The petition — a laundry list of complaints or an attempted coup d’état, depending on whom you spoke with this week — accuses Dr. Livanis, who has been the principal since 2006, of giving several well-liked staff members “unsatisfactory” ratings in their annual evaluations, a move that could jeopardize their potential to get a raise and positions teaching summer school and coaching after-school activities, not to mention get another job.

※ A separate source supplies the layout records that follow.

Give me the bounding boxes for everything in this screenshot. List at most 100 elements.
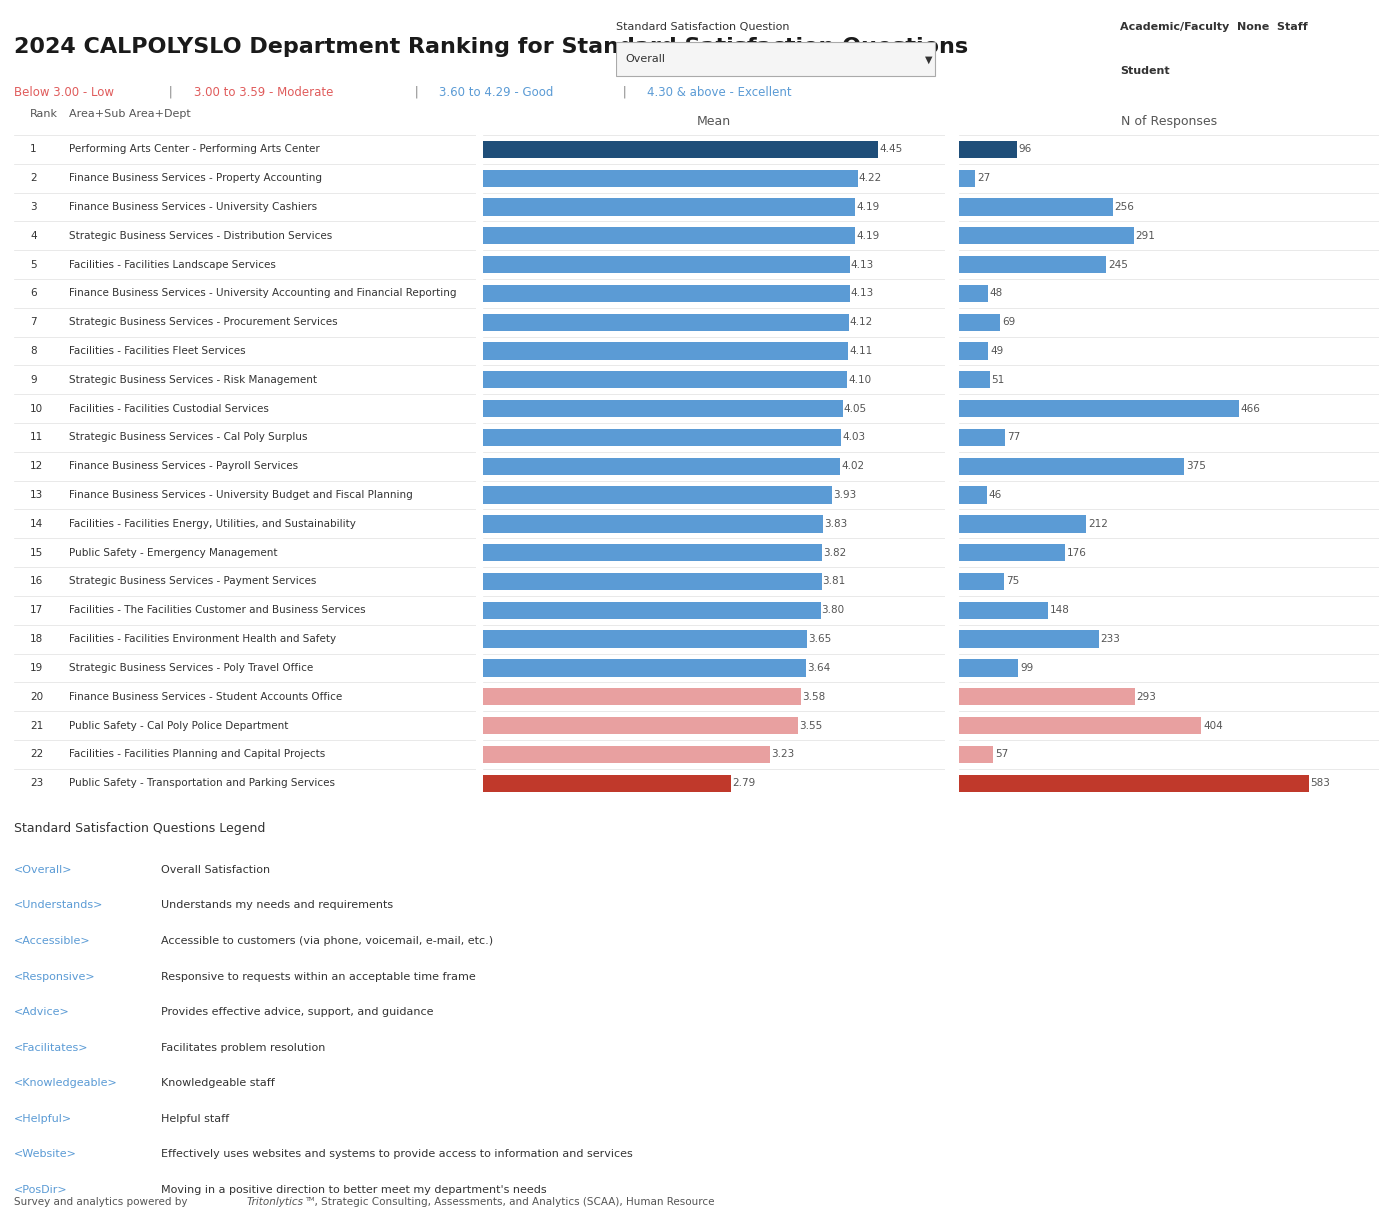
Text: 16: 16 [31, 577, 43, 587]
Text: 20: 20 [31, 692, 43, 702]
Text: Helpful staff: Helpful staff [161, 1114, 230, 1124]
Text: 15: 15 [31, 547, 43, 558]
Text: Moving in a positive direction to better meet my department's needs: Moving in a positive direction to better… [161, 1185, 546, 1195]
Text: 21: 21 [31, 720, 43, 730]
Text: 13: 13 [31, 490, 43, 501]
Text: 99: 99 [1021, 663, 1033, 672]
Text: 5: 5 [31, 260, 36, 270]
Text: <Helpful>: <Helpful> [14, 1114, 73, 1124]
Bar [959, 227, 1134, 244]
Text: 6: 6 [31, 288, 36, 298]
Text: Accessible to customers (via phone, voicemail, e-mail, etc.): Accessible to customers (via phone, voic… [161, 936, 493, 946]
Bar [959, 458, 1184, 475]
Text: Area+Sub Area+Dept: Area+Sub Area+Dept [70, 109, 192, 119]
Text: Strategic Business Services - Procurement Services: Strategic Business Services - Procuremen… [70, 318, 337, 328]
Text: 4.30 & above - Excellent: 4.30 & above - Excellent [647, 86, 792, 99]
Text: 245: 245 [1107, 260, 1127, 270]
Text: Provides effective advice, support, and guidance: Provides effective advice, support, and … [161, 1007, 434, 1017]
Text: 4.22: 4.22 [858, 173, 882, 183]
Text: 3.81: 3.81 [822, 577, 846, 587]
Text: 233: 233 [1100, 634, 1120, 644]
Text: 19: 19 [31, 663, 43, 672]
Bar [483, 314, 848, 331]
Bar [959, 342, 988, 360]
Text: 1: 1 [31, 145, 36, 155]
Text: Facilities - Facilities Custodial Services: Facilities - Facilities Custodial Servic… [70, 404, 269, 413]
Text: N of Responses: N of Responses [1121, 115, 1217, 129]
Text: 375: 375 [1186, 461, 1205, 471]
Bar [959, 285, 988, 302]
Text: 212: 212 [1088, 519, 1107, 529]
Text: Finance Business Services - Property Accounting: Finance Business Services - Property Acc… [70, 173, 322, 183]
Text: 27: 27 [977, 173, 990, 183]
Bar [483, 199, 855, 216]
Text: Understands my needs and requirements: Understands my needs and requirements [161, 901, 393, 910]
Bar [483, 717, 798, 734]
Text: 96: 96 [1018, 145, 1032, 155]
Bar [959, 486, 987, 504]
Bar [483, 544, 822, 561]
Text: 4.03: 4.03 [841, 432, 865, 443]
Bar [483, 573, 822, 590]
Text: Performing Arts Center - Performing Arts Center: Performing Arts Center - Performing Arts… [70, 145, 321, 155]
Bar [959, 314, 1001, 331]
Text: <PosDir>: <PosDir> [14, 1185, 67, 1195]
Bar [959, 717, 1201, 734]
Bar [959, 169, 976, 187]
Text: Overall: Overall [626, 54, 666, 64]
Text: 77: 77 [1007, 432, 1021, 443]
Bar [959, 659, 1018, 676]
Text: Overall Satisfaction: Overall Satisfaction [161, 865, 270, 875]
Text: Below 3.00 - Low: Below 3.00 - Low [14, 86, 113, 99]
Text: Finance Business Services - University Accounting and Financial Reporting: Finance Business Services - University A… [70, 288, 456, 298]
Bar [959, 372, 990, 389]
Text: 148: 148 [1050, 605, 1070, 615]
Text: Facilities - Facilities Planning and Capital Projects: Facilities - Facilities Planning and Cap… [70, 750, 326, 760]
Text: Strategic Business Services - Cal Poly Surplus: Strategic Business Services - Cal Poly S… [70, 432, 308, 443]
Text: 3.23: 3.23 [771, 750, 794, 760]
Text: <Responsive>: <Responsive> [14, 972, 95, 982]
Text: 466: 466 [1240, 404, 1260, 413]
Text: Survey and analytics powered by: Survey and analytics powered by [14, 1198, 190, 1207]
Text: 12: 12 [31, 461, 43, 471]
Text: 49: 49 [990, 346, 1004, 356]
Text: 3.60 to 4.29 - Good: 3.60 to 4.29 - Good [440, 86, 553, 99]
Text: Strategic Business Services - Risk Management: Strategic Business Services - Risk Manag… [70, 374, 318, 385]
Text: 4.19: 4.19 [857, 202, 879, 212]
Text: 293: 293 [1137, 692, 1156, 702]
Text: 3.65: 3.65 [808, 634, 832, 644]
Text: 4.12: 4.12 [850, 318, 874, 328]
Bar [959, 746, 993, 763]
Text: Student: Student [1120, 66, 1169, 76]
Text: 3.80: 3.80 [822, 605, 844, 615]
Text: <Overall>: <Overall> [14, 865, 73, 875]
Text: Public Safety - Cal Poly Police Department: Public Safety - Cal Poly Police Departme… [70, 720, 288, 730]
Text: Strategic Business Services - Distribution Services: Strategic Business Services - Distributi… [70, 231, 333, 240]
Text: <Understands>: <Understands> [14, 901, 104, 910]
Bar [483, 774, 731, 791]
Text: 176: 176 [1067, 547, 1086, 558]
Text: 46: 46 [988, 490, 1001, 501]
Text: 9: 9 [31, 374, 36, 385]
Bar [483, 342, 848, 360]
Text: 3.55: 3.55 [799, 720, 823, 730]
Text: <Accessible>: <Accessible> [14, 936, 91, 946]
Text: Facilities - Facilities Environment Health and Safety: Facilities - Facilities Environment Heal… [70, 634, 336, 644]
Text: Finance Business Services - University Cashiers: Finance Business Services - University C… [70, 202, 318, 212]
Text: <Facilitates>: <Facilitates> [14, 1043, 88, 1053]
Text: 22: 22 [31, 750, 43, 760]
Text: 256: 256 [1114, 202, 1134, 212]
Text: Effectively uses websites and systems to provide access to information and servi: Effectively uses websites and systems to… [161, 1150, 633, 1160]
Text: Academic/Faculty  None  Staff: Academic/Faculty None Staff [1120, 22, 1308, 32]
Text: 3.00 to 3.59 - Moderate: 3.00 to 3.59 - Moderate [193, 86, 333, 99]
Text: 4.10: 4.10 [848, 374, 871, 385]
Text: 7: 7 [31, 318, 36, 328]
Text: Strategic Business Services - Poly Travel Office: Strategic Business Services - Poly Trave… [70, 663, 314, 672]
Text: 57: 57 [995, 750, 1008, 760]
Bar [959, 400, 1239, 417]
Text: <Website>: <Website> [14, 1150, 77, 1160]
Bar [959, 199, 1113, 216]
Text: 75: 75 [1005, 577, 1019, 587]
Text: Facilities - The Facilities Customer and Business Services: Facilities - The Facilities Customer and… [70, 605, 365, 615]
Text: Finance Business Services - Student Accounts Office: Finance Business Services - Student Acco… [70, 692, 343, 702]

The petition, which implored Dr. Livanis to “please work with us to address the concerns stated above,” also takes issue with the decision to also make the school’s parent coordinator the pupil accounting secretary, which parents say has left her unable to do her job full time. It characterizes the School Leadership Team as “dysfunctional.” And it objects to a staffing decision this past school year that left the school without money for dance, chess and technology classes before the school’s PTA stepped in to cover the costs.
Wrote one parent, Zhenia Stadnik, who signed the petition, which was made public earlier this week: “I wholeheartedly support this petition.” She added: “And the issue of clear communication is of paramount importance.”
“Thank you for hearing us,” wrote another.
Dr. Livanis is traveling out of the country, but responded by e-mail to say that she would be meeting with the PTA leadership in the coming weeks to discuss the concerns.
A Department of Education spokeswoman, Erin Hughes, said officials were aware of the complaints and were “working closely with staff at the school to address them.”
Parents at the school, which is commonly known as NEST+m, said they were particularly concerned and puzzled by the poor teacher grades because they were doled out to well-liked staff members, including a popular middle-school math teacher, a favorite physical education teacher and a third-grade teacher who has been at the school for several years.
One mother who signed the petition called one of the teachers who received the rating “a marvelous role model, mentor and teacher for our students.”
About the ratings, the mother wrote: “I think there is something wrong with our ratings, not with our teachers.”
Other parents gushed about the enthusiasm and skill set of poorly rated teachers and called the ratings of cherished teachers “disheartening.”
The petition was followed by an anonymous letter sent to officials in the Department of Education that took further aim at Dr. Livanis and characterized the culture of the school as “one of fear and intimidation.”
The letter echoed the concerns of parents like Rachel Leinweber, who says the school has seen unprecedented turnover in the assistant principal’s position in recent years and called Dr. Livanis “antagonistic.”
“It’s mind-numbing,” said Ms. Leinweber, who has written several complaints to the Department of Education.
Ms. Livanis has been principal at NEST+m for six years. Before that she was assistant principal of physics and science at Stuyvesant High School, where she had taught chemistry, biology and general science.
Parents said Wednesday that they were not all seeking the same outcome. Some wanted Dr. Livanis to step down, or even fired. Others said they simply wanted her to become more responsive. And others said they wanted her to know, “We’re watching you.”
“Our attention is not to lambaste the school, but to let her know our teachers and our kids need more support,” said Michelle Luhan, a parent of a seventh grader and a fifth grader.
This is not the first time parents at NEST+m have had issues with the principal. The previous principal, Celenia Chevere, resigned after a dispute with the Department of Education over the city’s plans to put a charter school in the building.
And Nest+m is not the only specialized school where there has been friction involving its leadership in recent years. Valerie Reidy, the principal at the Bronx High School of Science, another school with a demanding entrance exam, has also been accused of ineffectively communicating with parents and faculty members and of awkwardly addressing faculty issues.
Ms. Reidy has defended herself openly, and in an article in New York magazine last year claimed her detractors were simply resistant to much-needed change at the school.